Царь грозной Руси
Шрифт:
Но Контрреформация предполагала уже не оборону, а решительное наступление. Вести его следовало всеми возможными методами: и карательными, и пропагандистскими, и агентурными. Для этого мобилизовывались силы инквизиции, реформированных монашеских орденов бенедиктинцев, кармелитов. Особая роль отводилась иезуитам. Их структуры успели оформиться, разрастись, охватывая всю Европу. Члены ордена проходили всестороннюю подготовку, были образованными, умелыми, дисциплинированными. В католических государствах иезуитов старались протолкнуть на посты духовников монархов, обеспечивая на них влияние Рима. В протестантских странах они становились шпионами. В нехристианских — миссионерами. Утверждалась задача: взамен той паствы, которую папа потерял из-за Реформации,
И опять самое пристальное внимание обращалось на Россию. С одной стороны, требовалось поддержать против нее католическую Литву. Но, с другой, сама Русь представляла колоссальный резерв «паствы»! Мало того, обращение ее к унии, сулило дальнейшие чудесные перспективы. Уже никуда не делись бы, автоматически попадали в сети Ватикана православные на Украине, в Белоруссии. Открылись бы возможности распространять папское влияние среди православных народов в Османской империи. Но было уже хорошо известно, что русские от подчинения Риму отказываются. Значит, требовалось «смирить» их. Разгромить, загнать в безвыходное положение, заставить просить о помощи. Вот тогда и станут сговорчивыми…

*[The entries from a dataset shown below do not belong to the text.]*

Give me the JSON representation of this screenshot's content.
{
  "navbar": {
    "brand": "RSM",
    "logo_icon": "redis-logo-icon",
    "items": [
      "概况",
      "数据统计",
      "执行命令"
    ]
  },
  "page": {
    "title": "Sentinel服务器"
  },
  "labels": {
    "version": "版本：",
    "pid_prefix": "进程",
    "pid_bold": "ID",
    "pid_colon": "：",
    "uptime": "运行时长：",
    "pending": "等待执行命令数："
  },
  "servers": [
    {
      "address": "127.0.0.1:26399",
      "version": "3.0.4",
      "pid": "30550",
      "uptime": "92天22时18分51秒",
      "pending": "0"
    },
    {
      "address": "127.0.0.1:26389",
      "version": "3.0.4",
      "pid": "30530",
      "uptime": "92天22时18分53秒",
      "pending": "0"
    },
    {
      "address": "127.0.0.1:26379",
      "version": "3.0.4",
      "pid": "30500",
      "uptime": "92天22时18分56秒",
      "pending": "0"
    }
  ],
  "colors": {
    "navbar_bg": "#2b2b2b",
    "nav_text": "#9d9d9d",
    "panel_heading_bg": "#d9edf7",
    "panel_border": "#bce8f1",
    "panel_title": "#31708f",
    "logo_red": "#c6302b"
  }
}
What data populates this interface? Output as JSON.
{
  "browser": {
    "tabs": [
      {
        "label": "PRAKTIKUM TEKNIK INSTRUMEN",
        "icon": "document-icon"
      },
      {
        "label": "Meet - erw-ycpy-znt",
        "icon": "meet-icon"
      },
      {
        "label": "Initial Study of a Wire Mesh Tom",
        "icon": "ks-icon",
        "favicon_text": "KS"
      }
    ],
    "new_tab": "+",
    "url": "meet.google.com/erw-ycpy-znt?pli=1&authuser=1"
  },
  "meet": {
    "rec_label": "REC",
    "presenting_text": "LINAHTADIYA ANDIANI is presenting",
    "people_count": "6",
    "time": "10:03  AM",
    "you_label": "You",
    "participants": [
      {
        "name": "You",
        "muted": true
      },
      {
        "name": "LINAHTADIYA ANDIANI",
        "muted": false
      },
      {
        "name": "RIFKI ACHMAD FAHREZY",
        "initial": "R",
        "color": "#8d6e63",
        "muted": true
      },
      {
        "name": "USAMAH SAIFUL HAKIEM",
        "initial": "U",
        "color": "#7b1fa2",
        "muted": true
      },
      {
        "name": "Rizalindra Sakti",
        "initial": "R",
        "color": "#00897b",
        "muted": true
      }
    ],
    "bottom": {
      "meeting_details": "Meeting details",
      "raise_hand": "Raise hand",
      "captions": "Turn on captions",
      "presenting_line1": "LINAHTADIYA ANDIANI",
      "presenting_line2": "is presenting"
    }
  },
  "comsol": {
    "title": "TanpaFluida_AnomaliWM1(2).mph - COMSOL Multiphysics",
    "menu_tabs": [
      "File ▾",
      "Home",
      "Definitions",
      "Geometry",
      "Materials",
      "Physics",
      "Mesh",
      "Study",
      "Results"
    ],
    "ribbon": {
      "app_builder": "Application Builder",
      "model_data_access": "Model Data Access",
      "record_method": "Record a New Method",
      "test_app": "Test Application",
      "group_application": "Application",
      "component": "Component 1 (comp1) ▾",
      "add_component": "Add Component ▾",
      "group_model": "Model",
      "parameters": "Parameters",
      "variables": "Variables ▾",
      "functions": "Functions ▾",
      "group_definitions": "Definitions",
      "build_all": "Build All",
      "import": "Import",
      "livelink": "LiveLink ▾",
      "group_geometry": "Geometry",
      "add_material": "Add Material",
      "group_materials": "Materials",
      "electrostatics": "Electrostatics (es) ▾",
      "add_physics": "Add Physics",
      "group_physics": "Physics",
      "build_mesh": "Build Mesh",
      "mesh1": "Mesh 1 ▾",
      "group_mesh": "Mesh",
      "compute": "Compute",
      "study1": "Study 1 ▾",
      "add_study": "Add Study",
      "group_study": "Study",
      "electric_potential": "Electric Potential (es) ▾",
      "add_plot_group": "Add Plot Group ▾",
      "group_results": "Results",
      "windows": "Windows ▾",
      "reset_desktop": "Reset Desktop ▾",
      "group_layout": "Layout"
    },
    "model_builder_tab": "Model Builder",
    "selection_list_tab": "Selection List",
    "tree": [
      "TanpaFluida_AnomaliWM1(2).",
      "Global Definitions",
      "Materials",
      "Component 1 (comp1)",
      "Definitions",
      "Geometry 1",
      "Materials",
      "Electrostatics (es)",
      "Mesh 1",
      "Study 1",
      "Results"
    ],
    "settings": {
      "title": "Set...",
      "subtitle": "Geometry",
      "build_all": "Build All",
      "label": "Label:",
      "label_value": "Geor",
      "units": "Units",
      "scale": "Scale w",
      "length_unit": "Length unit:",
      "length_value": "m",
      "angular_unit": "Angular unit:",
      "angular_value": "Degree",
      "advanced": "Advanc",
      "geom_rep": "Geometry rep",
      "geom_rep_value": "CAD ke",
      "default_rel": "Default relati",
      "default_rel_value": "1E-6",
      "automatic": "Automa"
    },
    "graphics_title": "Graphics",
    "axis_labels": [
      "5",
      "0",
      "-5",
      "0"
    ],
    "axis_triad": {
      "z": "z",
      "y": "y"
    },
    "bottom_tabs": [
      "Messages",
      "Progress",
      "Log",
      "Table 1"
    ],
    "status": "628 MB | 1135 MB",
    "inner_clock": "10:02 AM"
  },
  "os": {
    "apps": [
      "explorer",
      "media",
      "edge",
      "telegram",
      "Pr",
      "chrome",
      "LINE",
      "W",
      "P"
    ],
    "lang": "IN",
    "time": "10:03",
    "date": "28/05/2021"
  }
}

36. КОГДА ИОАНН СТАЛ ГРОЗНЫМ?
На Руси было неладно. Иван Васильевич знал это. Он не мог этого не чувствовать. Достигнутые успехи странным образом тормозились и сводились на нет. Преступники уходили от ответа. Царь на каждом шагу натыкался на скрытое противодействие, которое парализовывало его власть. И существовали какие-то силы, направлявшие это противодействие…
В 1563 г. государь лишился сразу нескольких близких людей. Умер ногайский князь Исмаил. Его место занял сын Тинехмат, совсем не похожий на отца. Друг лишь до тех пор, пока это будет выгодно. В ноябре умер брат царя Юрий. Он оставался недееспособным, но ведь — родной брат. А смерть Юрия приближала к трону Владимира Старицкого, подогревала его амбиции. Расхворался и святитель Макарий. Чувствуя, что силы покидают его, он решил уйти в монастырь. Но Иван Васильевич уговаривал его остаться. Потому что знал — в Церкви тоже неладно. Некоторые иерархи вели какие-то закулисные дела с боярской оппозицией, выступали с ней единым фронтом. Если уйдет Макарий, друг и наставник государя, кто займет его место? Святитель все-таки согласился не оставлять свой пост, но подняться ему было уже не суждено, 31 декабря он преставился.
И выяснилось, что на главенство в Церкви претендует архиепископ Новгородский Пимен. Документы показывают, что он в этот период проводил в Москве чуть ли не больше времени, чем в своем Новгороде. Его престол считался вторым по рангу после Московского. Готовя почву для своего избрания, Пимен использовал в качестве козыря и привилегию, которую несколько веков назад Новгородские владыки получили от патриарха — носить белый, а не черный клобук, ставить печати красным воском. Такого отличия не имели даже митрополиты.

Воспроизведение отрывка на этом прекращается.